Recursive Application
Agree applies at every level of work:
- Program Level (weeks): Full architecture design, comprehensive POC, detailed TCO/ROI
- Project Level (days): Component design, targeted spikes, focused cost analysis
- Sprint Level (hours): Technical design discussion, quick validation
- Feature Level (minutes): Code review validates approach
Entry & Exit
You start with: Approved project charter from Phase 1
You deliver: Approved architecture and implementation plan with resource commitment
Core Activities
1. Architecture Design
Define the system architecture that meets requirements within constraints.
Key Design Decisions:
- Architectural Characteristics: What quality attributes matter most?
- Identify 7 characteristics critical to success (e.g., performance, scalability, availability, security, maintainability)
- Prioritize the 3 most important characteristics—these drive architecture style selection
- Use structured worksheets to evaluate characteristics and select appropriate style
- See Architecture Foundations
- Worksheets: Architecture Characteristics & Style Selection Worksheets
- Architectural Style: Monolithic, microservices, serverless, event-driven?

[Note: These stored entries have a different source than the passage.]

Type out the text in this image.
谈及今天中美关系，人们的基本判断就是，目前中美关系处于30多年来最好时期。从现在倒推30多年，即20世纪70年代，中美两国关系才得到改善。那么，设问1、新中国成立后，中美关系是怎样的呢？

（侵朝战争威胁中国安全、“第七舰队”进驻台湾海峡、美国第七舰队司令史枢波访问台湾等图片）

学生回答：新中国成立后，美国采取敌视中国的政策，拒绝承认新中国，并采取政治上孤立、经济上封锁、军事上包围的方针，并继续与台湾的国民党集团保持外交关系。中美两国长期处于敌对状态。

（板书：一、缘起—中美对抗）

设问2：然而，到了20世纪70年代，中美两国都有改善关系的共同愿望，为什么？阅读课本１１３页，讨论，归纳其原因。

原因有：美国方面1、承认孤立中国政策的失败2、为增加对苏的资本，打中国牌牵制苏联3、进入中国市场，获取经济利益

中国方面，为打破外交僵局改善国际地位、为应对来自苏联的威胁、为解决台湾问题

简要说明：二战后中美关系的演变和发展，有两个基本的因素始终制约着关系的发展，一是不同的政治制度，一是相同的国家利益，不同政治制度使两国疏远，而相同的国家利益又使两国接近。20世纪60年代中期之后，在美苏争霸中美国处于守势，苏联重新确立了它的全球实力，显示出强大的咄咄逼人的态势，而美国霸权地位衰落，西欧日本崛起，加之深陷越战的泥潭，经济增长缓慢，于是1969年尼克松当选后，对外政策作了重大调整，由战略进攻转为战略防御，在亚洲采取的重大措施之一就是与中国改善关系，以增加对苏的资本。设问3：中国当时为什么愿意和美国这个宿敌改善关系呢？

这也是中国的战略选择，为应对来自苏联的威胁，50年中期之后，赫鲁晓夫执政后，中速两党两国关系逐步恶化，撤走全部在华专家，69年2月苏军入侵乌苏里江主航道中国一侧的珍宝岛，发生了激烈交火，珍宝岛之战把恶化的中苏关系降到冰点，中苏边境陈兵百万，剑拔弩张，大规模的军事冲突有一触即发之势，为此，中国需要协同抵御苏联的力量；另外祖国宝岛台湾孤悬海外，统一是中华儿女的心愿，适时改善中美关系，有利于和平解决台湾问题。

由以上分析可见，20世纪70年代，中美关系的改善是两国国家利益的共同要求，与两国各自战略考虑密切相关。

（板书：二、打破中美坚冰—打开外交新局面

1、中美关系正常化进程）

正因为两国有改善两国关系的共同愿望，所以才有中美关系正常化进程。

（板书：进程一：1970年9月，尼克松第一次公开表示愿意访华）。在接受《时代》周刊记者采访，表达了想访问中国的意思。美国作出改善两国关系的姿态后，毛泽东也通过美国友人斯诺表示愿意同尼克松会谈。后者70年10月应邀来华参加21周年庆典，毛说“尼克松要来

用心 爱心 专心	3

- Choose style based on top 3 architectural characteristics
- Consider: Scalability needs, team skills, operational maturity, cost
- See Architecture Styles
- Component Boundaries: How do you break the system into pieces?
- Define responsibilities, interfaces, and data ownership
- Align boundaries with domain partitioning when possible
- Integration Patterns: How do components and external systems communicate?
- Synchronous (REST, gRPC) vs. asynchronous (messaging, events)
- See Communication Patterns, Integration Patterns
- Data Architecture: How is data stored and managed?
- SQL, NoSQL, caching strategy, consistency requirements
- See Data Architecture, Data Management Patterns
Document Your Decisions:
- Architecture Decision Records (ADRs): Context → Decision → Consequences
- Document WHY, not just WHAT
- Record alternatives considered and why they were rejected
- See Architecture Decisions & Leadership, Governance
How to Do This Well:
- Evaluate multiple options before deciding—don’t just pick what you know
- Document trade-offs explicitly for future reference
- Design for 2x growth, not 100x—start simple, add complexity only when needed (YAGNI)
- Involve senior engineers throughout design—get team buy-in early
- Consider operations from the start—how will this be deployed, monitored, maintained?
- Use proven patterns over novel approaches unless there’s clear justification
Red Flags:
- Resume-driven architecture (choosing trendy tech, not what fits)
- Over-engineering (building for scale you’ll never need)
- Under-engineering (ignoring future growth)
- Ignoring operations (hard to deploy, monitor, maintain)
- Not documenting decisions
- Designing in a vacuum without team input
2. Technical Proof of Concept
Validate critical technical assumptions before full commitment.
When to Build a POC:
- Using new or unfamiliar technology
- Complex integration with unclear feasibility
- Performance requirements that need validation
- High uncertainty in technical approach
- Team needs to learn new skills/tools
What to Validate:
- Integration: Can we actually connect? Does their API work as documented?
- Performance: Can we meet response time targets? Where are bottlenecks?
- Technology Feasibility: Does this framework do what we need? What’s the learning curve?
- Security: Can we implement required controls?
POC Best Practices:
- Define clear goals: What specific questions need answering?
- Time-box it (3-7 days typical)
- Take shortcuts: Hard-code, skip error handling—it’s throwaway code
- Document findings: What worked? What didn’t? Surprises?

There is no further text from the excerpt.